I'm not picking sides, either. The last time that a President took any substantial steps to enforce our southern boundary and limit passage in any meaningful way was 11th President, James K. Polk (Democrat), under whose presidency, "the Treaty of Guadalupe Hidalgo, signed on February 2, 1848, ended the war and gave the U.S undisputed control of Texas as well as California, Nevada, Utah, and parts of Colorado, Arizona, New Mexico, and Wyoming. In return, Mexico received $18,250,000, the equivalent of $627,500,000 in mid-2000s dollars." -- Wikipedia, "Mexican-American War."
Since that time, Mexicans have been crossing the border mostly at their leisure in the same manner as they were doing before the Treaty was signed, and their migratory habits have now created a situation where the sovereignty of the U.S. is threatened, because there are enough Mexican nationals in the Southwestern U.S. to seriously raise the specter of another Mexican-American war.

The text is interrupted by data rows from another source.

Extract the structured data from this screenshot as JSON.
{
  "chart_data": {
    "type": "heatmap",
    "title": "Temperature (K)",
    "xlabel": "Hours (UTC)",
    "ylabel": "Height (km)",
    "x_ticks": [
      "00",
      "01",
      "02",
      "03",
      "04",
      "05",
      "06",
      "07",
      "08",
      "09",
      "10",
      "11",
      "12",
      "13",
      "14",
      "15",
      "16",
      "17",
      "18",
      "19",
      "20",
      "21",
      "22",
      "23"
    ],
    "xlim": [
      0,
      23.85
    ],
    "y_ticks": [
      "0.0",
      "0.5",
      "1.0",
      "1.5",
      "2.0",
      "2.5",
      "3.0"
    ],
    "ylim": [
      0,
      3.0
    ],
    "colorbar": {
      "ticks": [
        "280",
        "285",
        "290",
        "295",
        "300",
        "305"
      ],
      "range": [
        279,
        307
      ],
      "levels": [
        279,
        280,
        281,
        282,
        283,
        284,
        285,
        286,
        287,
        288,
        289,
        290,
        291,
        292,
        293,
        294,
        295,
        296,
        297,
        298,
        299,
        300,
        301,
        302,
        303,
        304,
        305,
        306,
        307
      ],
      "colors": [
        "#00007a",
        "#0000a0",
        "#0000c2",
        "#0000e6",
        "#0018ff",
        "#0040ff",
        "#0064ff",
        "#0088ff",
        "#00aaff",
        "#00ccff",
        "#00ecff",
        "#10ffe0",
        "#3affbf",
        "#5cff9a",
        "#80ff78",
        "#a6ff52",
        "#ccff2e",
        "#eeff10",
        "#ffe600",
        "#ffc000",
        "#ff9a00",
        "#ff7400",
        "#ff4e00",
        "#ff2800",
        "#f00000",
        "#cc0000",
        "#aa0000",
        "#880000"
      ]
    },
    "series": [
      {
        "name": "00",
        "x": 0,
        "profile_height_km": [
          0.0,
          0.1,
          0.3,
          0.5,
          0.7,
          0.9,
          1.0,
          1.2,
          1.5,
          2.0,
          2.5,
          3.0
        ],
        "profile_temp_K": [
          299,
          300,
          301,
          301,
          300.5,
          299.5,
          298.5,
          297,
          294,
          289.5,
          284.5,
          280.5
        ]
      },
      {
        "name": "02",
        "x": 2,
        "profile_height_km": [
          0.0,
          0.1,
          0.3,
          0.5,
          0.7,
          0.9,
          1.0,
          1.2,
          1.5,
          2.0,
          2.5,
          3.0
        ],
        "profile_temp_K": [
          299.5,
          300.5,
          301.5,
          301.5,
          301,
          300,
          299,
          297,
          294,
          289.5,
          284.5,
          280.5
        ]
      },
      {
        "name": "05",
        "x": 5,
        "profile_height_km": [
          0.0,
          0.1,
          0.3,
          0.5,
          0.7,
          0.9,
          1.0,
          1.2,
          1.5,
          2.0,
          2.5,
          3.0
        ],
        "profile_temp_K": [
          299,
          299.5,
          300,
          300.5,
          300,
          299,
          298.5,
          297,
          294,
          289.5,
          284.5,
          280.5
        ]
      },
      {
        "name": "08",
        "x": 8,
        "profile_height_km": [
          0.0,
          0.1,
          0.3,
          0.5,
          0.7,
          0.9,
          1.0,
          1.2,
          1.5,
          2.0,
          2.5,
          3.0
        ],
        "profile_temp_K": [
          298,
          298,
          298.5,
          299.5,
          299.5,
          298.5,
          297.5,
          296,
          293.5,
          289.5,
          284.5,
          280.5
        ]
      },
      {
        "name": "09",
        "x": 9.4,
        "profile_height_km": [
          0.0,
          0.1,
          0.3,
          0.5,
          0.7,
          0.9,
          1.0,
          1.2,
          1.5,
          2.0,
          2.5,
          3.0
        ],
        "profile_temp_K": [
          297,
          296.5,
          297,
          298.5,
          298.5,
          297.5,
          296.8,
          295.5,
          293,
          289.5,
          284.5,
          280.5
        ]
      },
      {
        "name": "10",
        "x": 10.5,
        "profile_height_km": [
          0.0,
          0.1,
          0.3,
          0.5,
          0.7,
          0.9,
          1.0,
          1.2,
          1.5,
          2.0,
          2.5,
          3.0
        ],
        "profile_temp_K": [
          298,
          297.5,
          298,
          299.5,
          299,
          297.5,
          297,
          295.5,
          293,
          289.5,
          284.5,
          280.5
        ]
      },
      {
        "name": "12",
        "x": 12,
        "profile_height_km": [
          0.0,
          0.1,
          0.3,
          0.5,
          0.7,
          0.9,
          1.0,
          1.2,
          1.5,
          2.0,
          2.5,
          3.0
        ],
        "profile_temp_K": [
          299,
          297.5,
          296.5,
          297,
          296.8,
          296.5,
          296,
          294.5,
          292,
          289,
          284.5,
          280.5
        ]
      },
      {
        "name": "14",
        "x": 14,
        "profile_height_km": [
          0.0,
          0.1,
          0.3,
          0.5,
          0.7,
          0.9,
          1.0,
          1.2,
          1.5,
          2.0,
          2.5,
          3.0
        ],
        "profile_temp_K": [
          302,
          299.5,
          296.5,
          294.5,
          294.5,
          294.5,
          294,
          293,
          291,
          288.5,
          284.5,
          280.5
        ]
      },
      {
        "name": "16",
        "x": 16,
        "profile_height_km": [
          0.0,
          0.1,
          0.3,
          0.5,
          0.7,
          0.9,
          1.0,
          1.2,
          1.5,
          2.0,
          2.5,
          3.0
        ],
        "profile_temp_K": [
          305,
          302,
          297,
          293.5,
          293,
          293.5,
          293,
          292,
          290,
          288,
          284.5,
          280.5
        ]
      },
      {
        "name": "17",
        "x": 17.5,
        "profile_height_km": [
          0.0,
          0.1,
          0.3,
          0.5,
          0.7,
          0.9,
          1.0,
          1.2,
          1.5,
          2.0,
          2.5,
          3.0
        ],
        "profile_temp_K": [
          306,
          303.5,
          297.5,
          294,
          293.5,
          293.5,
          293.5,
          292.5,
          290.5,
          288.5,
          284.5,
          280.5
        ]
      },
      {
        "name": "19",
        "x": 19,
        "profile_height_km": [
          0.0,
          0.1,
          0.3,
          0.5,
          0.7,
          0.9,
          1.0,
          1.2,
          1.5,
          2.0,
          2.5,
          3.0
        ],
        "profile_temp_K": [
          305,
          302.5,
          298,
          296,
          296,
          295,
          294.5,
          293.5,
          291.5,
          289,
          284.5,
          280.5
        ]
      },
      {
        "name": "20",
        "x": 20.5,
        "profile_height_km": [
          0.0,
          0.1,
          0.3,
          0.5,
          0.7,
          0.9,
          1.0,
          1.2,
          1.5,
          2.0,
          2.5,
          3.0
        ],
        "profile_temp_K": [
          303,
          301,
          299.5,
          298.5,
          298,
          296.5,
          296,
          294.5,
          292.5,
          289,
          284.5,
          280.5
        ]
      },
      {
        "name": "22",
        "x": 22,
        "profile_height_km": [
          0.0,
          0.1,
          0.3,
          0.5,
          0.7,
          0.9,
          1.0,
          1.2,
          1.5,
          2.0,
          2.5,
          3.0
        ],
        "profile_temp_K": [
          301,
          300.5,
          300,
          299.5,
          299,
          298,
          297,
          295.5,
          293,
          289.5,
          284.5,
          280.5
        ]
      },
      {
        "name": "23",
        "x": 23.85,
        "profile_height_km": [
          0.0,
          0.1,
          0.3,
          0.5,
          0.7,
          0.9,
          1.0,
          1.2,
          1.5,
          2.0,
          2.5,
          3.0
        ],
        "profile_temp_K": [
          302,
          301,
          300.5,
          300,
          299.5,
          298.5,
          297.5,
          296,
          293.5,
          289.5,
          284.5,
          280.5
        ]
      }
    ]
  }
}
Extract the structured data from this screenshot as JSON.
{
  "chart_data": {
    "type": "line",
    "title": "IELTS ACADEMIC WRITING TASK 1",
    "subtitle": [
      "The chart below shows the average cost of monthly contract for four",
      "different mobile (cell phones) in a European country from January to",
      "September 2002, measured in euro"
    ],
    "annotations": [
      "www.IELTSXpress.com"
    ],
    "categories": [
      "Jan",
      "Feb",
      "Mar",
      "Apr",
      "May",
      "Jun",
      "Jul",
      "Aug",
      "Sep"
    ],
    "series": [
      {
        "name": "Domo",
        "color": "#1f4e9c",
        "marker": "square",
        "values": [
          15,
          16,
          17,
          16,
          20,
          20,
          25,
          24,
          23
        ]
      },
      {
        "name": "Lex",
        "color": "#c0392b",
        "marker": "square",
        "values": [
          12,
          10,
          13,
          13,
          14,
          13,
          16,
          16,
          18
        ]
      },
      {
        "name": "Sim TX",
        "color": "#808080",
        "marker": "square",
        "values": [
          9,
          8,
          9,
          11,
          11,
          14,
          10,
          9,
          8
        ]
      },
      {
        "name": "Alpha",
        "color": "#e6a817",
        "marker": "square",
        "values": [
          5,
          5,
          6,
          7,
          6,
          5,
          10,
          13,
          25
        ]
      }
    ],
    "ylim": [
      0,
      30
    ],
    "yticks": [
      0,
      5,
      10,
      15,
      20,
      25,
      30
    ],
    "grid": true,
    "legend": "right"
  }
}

In the final analysis, land belongs to the person who can adversely possess it by hostile, open, actual and continuous use. The current protests by Mexican immigrants, complete with Mexican flags suggest that there is a growing and substantial minority of persons who view California as belonging to Mexico again, because those people are in adverse possession of California land and resources.
Meanwhile, our President Bush plays patty cake with Vincente Fox of Mexico and acts like a guest worker program will solve the problem.
We don't need any more legislation. We just need a President who will enforce the borders. Once the border is completely shut to illegal immigration, we can try to figure out how we will deal with those who are already in the U.S. illegally, but who have established a substantial presence (job, home, family, etc.), such that it would not be fair or just that they be forced to leave.
Don't point the finger at anyone other than the person in the White House, because that is the person who is responsible for protecting the Sovereignty of the United States. Congress can declare war and allocate funds, but only the President can order the military to act.
And, our Presidents all simply refuse to do it.